= Istanbul Technical University Fuat Kulunk High Voltage Laboratory =

ITU Fuat Kulunk High Voltage Laboratory, located in Gumussuyu, Istanbul, is a high voltage laboratory that belongs to Istanbul Technical University. It is the first and largest high voltage laboratory in Turkey, largest university high voltage laboratory in the world and is one of the largest of Europe. The Laboratory consists of three main blocks. It was founded by Prof. Dr. Franz Doppler in 1938 and reorganized by Prof. Dr.
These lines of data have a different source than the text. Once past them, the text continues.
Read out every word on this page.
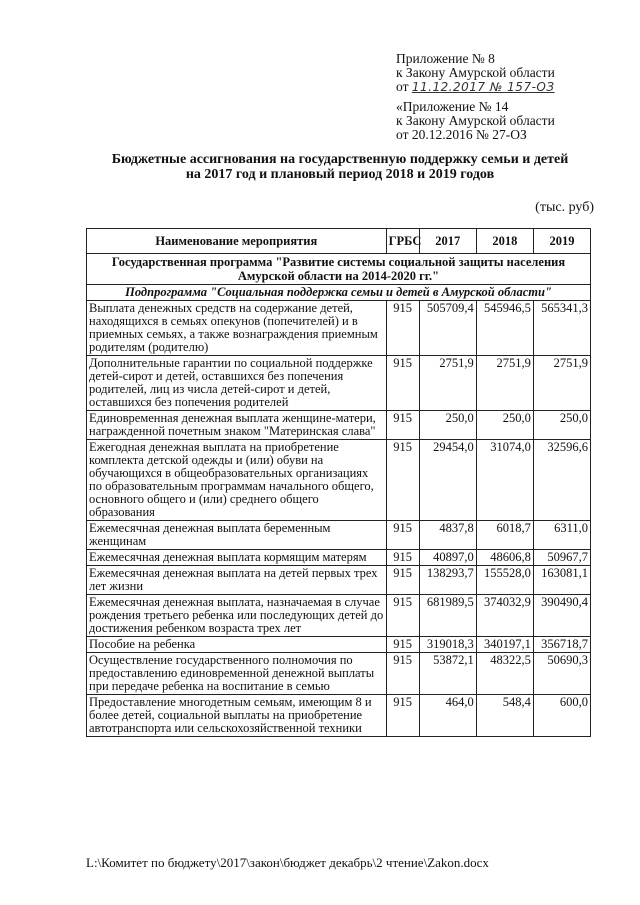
Приложение № 8
к Закону Амурской области
от 11.12.2017 № 157-ОЗ
«Приложение № 14
к Закону Амурской области
от 20.12.2016 № 27-ОЗ
Бюджетные ассигнования на государственную поддержку семьи и детей
на 2017 год и плановый период 2018 и 2019 годов
(тыс. руб)
Наименование мероприятия	ГРБС	2017	2018	2019
Государственная программа "Развитие системы социальной защиты населения Амурской области на 2014-2020 гг."				
Подпрограмма "Социальная поддержка семьи и детей в Амурской области"				
Выплата денежных средств на содержание детей, находящихся в семьях опекунов (попечителей) и в приемных семьях, а также вознаграждения приемным родителям (родителю)	915	505709,4	545946,5	565341,3
Дополнительные гарантии по социальной поддержке детей-сирот и детей, оставшихся без попечения родителей, лиц из числа детей-сирот и детей, оставшихся без попечения родителей	915	2751,9	2751,9	2751,9
Единовременная денежная выплата женщине-матери, награжденной почетным знаком "Материнская слава"	915	250,0	250,0	250,0
Ежегодная денежная выплата на приобретение комплекта детской одежды и (или) обуви на обучающихся в общеобразовательных организациях по образовательным программам начального общего, основного общего и (или) среднего общего образования	915	29454,0	31074,0	32596,6
Ежемесячная денежная выплата беременным женщинам	915	4837,8	6018,7	6311,0
Ежемесячная денежная выплата кормящим матерям	915	40897,0	48606,8	50967,7
Ежемесячная денежная выплата на детей первых трех лет жизни	915	138293,7	155528,0	163081,1
Ежемесячная денежная выплата, назначаемая в случае рождения третьего ребенка или последующих детей до достижения ребенком возраста трех лет	915	681989,5	374032,9	390490,4
Пособие на ребенка	915	319018,3	340197,1	356718,7
Осуществление государственного полномочия по предоставлению единовременной денежной выплаты при передаче ребенка на воспитание в семью	915	53872,1	48322,5	50690,3
Предоставление многодетным семьям, имеющим 8 и более детей, социальной выплаты на приобретение автотранспорта или сельскохозяйственной техники	915	464,0	548,4	600,0
L:\Комитет по бюджету\2017\закон\бюджет декабрь\2 чтение\Zakon.docx
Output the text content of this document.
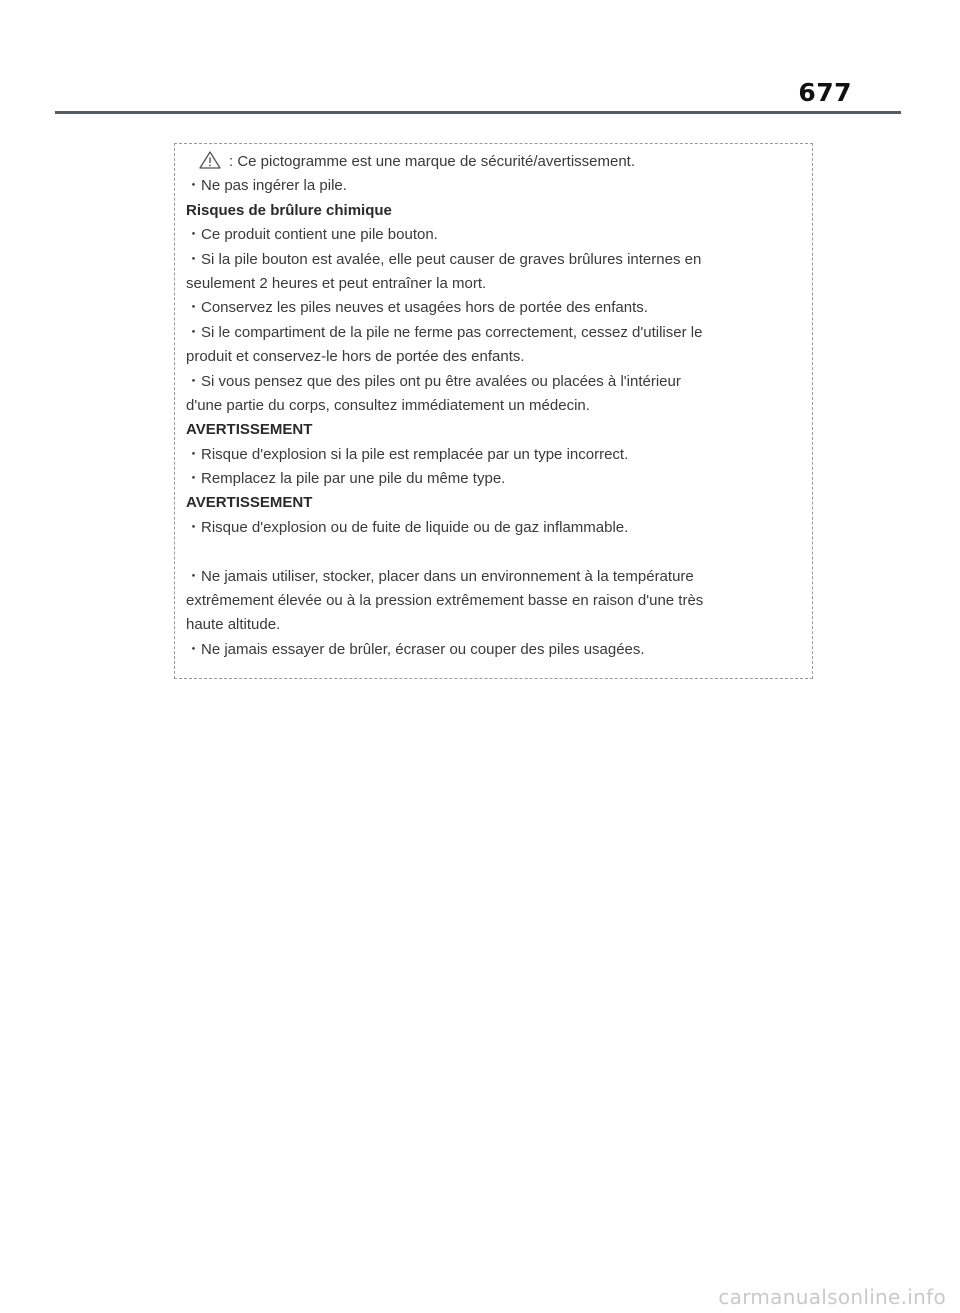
677
: Ce pictogramme est une marque de sécurité/avertissement.
・Ne pas ingérer la pile.
Risques de brûlure chimique
・Ce produit contient une pile bouton.
・Si la pile bouton est avalée, elle peut causer de graves brûlures internes en
seulement 2 heures et peut entraîner la mort.
・Conservez les piles neuves et usagées hors de portée des enfants.
・Si le compartiment de la pile ne ferme pas correctement, cessez d'utiliser le
produit et conservez-le hors de portée des enfants.
・Si vous pensez que des piles ont pu être avalées ou placées à l'intérieur
d'une partie du corps, consultez immédiatement un médecin.
AVERTISSEMENT
・Risque d'explosion si la pile est remplacée par un type incorrect.
・Remplacez la pile par une pile du même type.
AVERTISSEMENT
・Risque d'explosion ou de fuite de liquide ou de gaz inflammable.
・Ne jamais utiliser, stocker, placer dans un environnement à la température
extrêmement élevée ou à la pression extrêmement basse en raison d'une très
haute altitude.
・Ne jamais essayer de brûler, écraser ou couper des piles usagées.
carmanualsonline.info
Fuat Kulunk, who is also the first dean of school of electrical and electronics engineering, in 1945. It was later upgraded to its current level by Professor Izzet Gonenc.

- Impulse Voltage Laboratory
  - Test set: Impulse voltage generator (1 MV, 10 kJ).
- Alternating Voltage Laboratory
  - Test set: High voltage transformer (300 kV, 50 Hz, 50 kVA).
- Shielded High Voltage Room
  - Test set: High voltage transformer (100 kV, 50 Hz, 20 kVA),
- Impulse generator
  - The impulse equipment consists of a 3600 kV, 180 kJ impulse generator
- Alternating Voltage Set
  - The 50 Hz equipment consists of a 1200 kV, 1000 kVA test transformer.
- DC Voltage Supply
  - The ratings of dc high voltage generator set are 1 MV and 10 mA.
- Tesla Transformer
  - The ratings of a Tesla Transformer are 400–500 kV, 150–300 kHz.